Fajar: Dawn Prayers (6-7AM)

Tisbar: Midday Prayers (2PM)

Takkusaan: Late Afternoon Prayers (5PM)

Timis: Sunset Prayers (6-7PM)

Geh: Evening Prayers (10-11PM)

Singapore has a relatively large Muslim population as well, so I am used to seeing friends leave class to pray, or witnessing large congregations exit a jumaa (central mosque) on Friday afternoons (Fridays are to Muslims what Sundays are to Catholics, mass-wise). What took some getting used to though, was going to bed or waking up to calls of “ALLAHU AKBAR (God is the Greatest)” blasting through loud speakers mounted on the top of strategically located buildings in the neighborhood, all appearing to center around my compound. It is nice to know that I will not be missing out on that surround-sound experience at my new site.
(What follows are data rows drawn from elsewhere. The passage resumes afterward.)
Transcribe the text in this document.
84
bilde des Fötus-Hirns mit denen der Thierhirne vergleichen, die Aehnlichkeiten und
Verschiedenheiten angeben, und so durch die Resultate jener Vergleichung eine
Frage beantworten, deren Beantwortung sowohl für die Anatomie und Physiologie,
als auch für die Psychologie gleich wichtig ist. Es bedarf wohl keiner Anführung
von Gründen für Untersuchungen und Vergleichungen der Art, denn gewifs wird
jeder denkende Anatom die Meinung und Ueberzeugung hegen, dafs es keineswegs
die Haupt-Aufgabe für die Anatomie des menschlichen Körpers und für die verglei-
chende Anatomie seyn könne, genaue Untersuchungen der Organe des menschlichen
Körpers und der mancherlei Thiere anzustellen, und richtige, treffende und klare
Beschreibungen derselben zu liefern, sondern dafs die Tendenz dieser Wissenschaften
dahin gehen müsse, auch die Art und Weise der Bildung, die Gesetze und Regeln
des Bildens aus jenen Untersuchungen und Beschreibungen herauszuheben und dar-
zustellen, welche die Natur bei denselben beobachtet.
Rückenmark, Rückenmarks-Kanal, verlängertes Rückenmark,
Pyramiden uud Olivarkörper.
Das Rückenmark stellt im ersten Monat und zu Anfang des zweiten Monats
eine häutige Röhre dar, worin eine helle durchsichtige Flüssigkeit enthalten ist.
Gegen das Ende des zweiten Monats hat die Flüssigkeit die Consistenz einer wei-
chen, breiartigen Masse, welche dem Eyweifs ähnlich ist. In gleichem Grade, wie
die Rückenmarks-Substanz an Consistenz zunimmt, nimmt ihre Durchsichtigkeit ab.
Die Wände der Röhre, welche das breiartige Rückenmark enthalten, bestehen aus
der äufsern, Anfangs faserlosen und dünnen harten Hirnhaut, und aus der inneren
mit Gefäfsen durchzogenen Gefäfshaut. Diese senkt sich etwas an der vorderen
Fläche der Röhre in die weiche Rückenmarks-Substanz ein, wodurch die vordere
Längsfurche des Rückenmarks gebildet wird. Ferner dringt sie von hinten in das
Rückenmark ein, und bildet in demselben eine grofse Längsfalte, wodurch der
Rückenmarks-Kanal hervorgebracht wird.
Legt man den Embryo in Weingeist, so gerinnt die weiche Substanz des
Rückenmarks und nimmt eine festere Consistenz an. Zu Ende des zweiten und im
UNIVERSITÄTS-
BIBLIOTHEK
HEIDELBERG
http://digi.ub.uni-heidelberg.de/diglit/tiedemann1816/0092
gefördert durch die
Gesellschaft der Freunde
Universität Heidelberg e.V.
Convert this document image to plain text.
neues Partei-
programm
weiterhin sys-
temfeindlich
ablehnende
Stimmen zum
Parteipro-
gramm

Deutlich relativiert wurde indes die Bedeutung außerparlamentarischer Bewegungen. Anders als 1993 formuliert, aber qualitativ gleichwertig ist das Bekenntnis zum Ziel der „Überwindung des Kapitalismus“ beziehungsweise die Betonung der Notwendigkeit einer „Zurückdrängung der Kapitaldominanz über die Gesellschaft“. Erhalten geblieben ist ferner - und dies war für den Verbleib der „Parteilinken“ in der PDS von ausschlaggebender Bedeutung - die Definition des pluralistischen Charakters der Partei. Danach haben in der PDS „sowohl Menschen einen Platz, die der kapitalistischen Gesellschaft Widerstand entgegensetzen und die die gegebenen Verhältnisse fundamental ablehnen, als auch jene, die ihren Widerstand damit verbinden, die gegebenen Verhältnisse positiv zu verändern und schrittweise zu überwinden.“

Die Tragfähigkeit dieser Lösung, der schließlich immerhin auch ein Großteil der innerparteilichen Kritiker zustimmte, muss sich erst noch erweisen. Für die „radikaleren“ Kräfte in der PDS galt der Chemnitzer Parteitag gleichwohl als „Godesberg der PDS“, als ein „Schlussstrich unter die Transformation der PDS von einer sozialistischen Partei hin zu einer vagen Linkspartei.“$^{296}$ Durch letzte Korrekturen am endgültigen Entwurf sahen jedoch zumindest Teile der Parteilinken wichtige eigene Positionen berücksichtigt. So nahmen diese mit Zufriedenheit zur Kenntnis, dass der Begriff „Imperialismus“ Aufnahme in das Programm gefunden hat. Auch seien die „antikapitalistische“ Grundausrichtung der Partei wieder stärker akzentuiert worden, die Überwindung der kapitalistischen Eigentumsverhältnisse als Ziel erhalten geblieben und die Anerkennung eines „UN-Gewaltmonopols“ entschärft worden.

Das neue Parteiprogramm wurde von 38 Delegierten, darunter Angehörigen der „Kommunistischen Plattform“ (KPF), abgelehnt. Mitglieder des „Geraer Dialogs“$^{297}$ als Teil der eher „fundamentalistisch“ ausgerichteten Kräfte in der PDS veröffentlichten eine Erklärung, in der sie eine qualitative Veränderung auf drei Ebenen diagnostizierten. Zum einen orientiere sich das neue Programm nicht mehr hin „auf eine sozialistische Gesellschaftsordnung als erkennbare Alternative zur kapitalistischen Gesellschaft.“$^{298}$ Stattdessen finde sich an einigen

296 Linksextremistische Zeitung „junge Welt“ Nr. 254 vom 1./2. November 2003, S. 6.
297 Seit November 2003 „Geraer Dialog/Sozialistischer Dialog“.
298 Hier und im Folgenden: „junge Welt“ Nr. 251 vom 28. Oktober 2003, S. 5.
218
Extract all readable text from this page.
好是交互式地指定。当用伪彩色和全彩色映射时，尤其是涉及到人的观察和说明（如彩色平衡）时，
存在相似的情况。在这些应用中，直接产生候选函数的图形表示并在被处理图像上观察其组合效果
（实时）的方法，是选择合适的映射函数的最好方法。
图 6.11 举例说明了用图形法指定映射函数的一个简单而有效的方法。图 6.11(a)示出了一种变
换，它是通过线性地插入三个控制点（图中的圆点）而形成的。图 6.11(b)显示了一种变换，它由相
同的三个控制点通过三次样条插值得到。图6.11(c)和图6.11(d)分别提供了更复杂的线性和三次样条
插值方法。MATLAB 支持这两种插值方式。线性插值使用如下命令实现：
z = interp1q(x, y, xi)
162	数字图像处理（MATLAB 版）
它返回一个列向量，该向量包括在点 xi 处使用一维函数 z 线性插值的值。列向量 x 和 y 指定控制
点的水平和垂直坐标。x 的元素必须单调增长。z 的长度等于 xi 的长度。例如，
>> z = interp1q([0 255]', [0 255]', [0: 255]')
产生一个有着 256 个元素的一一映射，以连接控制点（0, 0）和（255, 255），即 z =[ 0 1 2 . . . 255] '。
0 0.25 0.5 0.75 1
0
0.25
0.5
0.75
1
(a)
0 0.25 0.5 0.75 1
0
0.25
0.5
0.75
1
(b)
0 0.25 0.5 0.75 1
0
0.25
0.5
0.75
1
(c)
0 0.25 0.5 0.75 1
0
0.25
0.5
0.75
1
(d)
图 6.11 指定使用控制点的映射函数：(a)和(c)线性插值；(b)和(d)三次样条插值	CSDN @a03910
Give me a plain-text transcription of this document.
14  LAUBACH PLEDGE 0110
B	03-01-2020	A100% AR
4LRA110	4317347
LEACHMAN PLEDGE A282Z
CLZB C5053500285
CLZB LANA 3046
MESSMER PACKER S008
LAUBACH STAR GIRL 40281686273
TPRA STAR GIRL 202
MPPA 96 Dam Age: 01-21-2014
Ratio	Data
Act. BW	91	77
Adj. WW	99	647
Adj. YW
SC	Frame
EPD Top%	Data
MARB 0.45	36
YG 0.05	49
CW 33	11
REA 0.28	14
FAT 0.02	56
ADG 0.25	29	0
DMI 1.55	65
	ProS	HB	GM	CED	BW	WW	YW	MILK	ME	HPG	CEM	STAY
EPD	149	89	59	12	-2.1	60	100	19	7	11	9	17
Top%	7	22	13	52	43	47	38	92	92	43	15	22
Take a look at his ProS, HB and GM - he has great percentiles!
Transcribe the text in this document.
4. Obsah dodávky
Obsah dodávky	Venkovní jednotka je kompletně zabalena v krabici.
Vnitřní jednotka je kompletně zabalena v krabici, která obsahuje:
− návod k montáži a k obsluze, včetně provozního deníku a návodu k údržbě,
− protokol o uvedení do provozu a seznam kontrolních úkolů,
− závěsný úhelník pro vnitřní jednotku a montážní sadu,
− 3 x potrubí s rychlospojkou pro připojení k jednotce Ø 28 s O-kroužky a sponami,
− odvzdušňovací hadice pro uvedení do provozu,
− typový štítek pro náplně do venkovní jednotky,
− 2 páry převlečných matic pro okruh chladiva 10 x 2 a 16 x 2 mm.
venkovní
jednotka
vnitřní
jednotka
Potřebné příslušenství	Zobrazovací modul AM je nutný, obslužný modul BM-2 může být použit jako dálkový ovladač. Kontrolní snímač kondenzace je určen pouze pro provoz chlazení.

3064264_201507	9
Tributary off the Lac de Guiers, aka my future swimming pool

A walk around town brought us to a tributary branching off from the Lac de Guiers, a large lake located further down South that is a tourist attraction in its own right. While the library’s presence on a tourist itinerary left me perplexed, the river more than made up for it. We caught a local nappkat (fisherman) casting out his nets, and talked to another one on shore who had just brought in a load of…

Pufferfish!

Or at least, what I believe to be pufferfish, though I had never seen bright yellow ones as large as these were. Whether slated for an untimely death or sale, I was left unsure. I have eaten quite the number of exotic animals in my time, but honestly, when was the last time you ate something bright yellow and prone to intermediate bouts of expansion?

Vegetable gardening intercropped with mango trees

Interspersed throughout the town were several garden plots, so I was happy to see that I would be able to continue my work with a brand new community. Sometimes the hardest thing to do is break out of routine to meet new people who could potentially use your help. If anything, this move will remind me of that, and the need to change up my daily interactions whenever possible. To new beginnings.

Assalaam Maleykum!

Several overwhelming care packages and emails later, I am finally starting this blog 7 months after arriving in Senegal. While readers will have those especially generous family members and friends of mine to thank for this brand-new corner of the blogosphere, I have also increasingly been compelled to relate the experiences of my Peace Corps service to anyone who might be interested in hearing about them. Hardly a day goes by when I am not surprised or motivated by my daily interactions in this country.

Granted, I chose a particularly persnickety period of time to begin said blog. Power and water cuts have been on the rise since the year began, averaging about 2 cuts per day now in Richard Toll—the city that I work in. Thanks to the lack of water, I am nursing yet another whopper of a staph infection, which I hope to mitigate without the help of antibiotics. Stay tuned for photographic documentation. In addition to this, I am also in the process of changing sites; with any luck I will have a new home by the end of next week, inshallah (God willing).

Despite these setbacks, I continue my work at a hospital garden started by the volunteer before me 2 years ago, and recently secured funding for a women’s group garden in town to build a well and fence for their garden, which should commence in the month of April.

The hospital garden, moringa plots and banana trees in view

In addition to these 2 projects, Richard Toll boasts a multitude of other volunteer opportunities that keep me busy every day. Relocation to a new site should not prevent me from continuing my work here, but provide me with even more opportunities to explore! I will probably be commuting 3 to 4 times a week for the remainder of my service between my new and old site, which will be approximately 10km south of Richard Toll.

Alright, that is all for now, I hope this gets posted before power cuts out again—Ba beneen yoon (See you guys later)!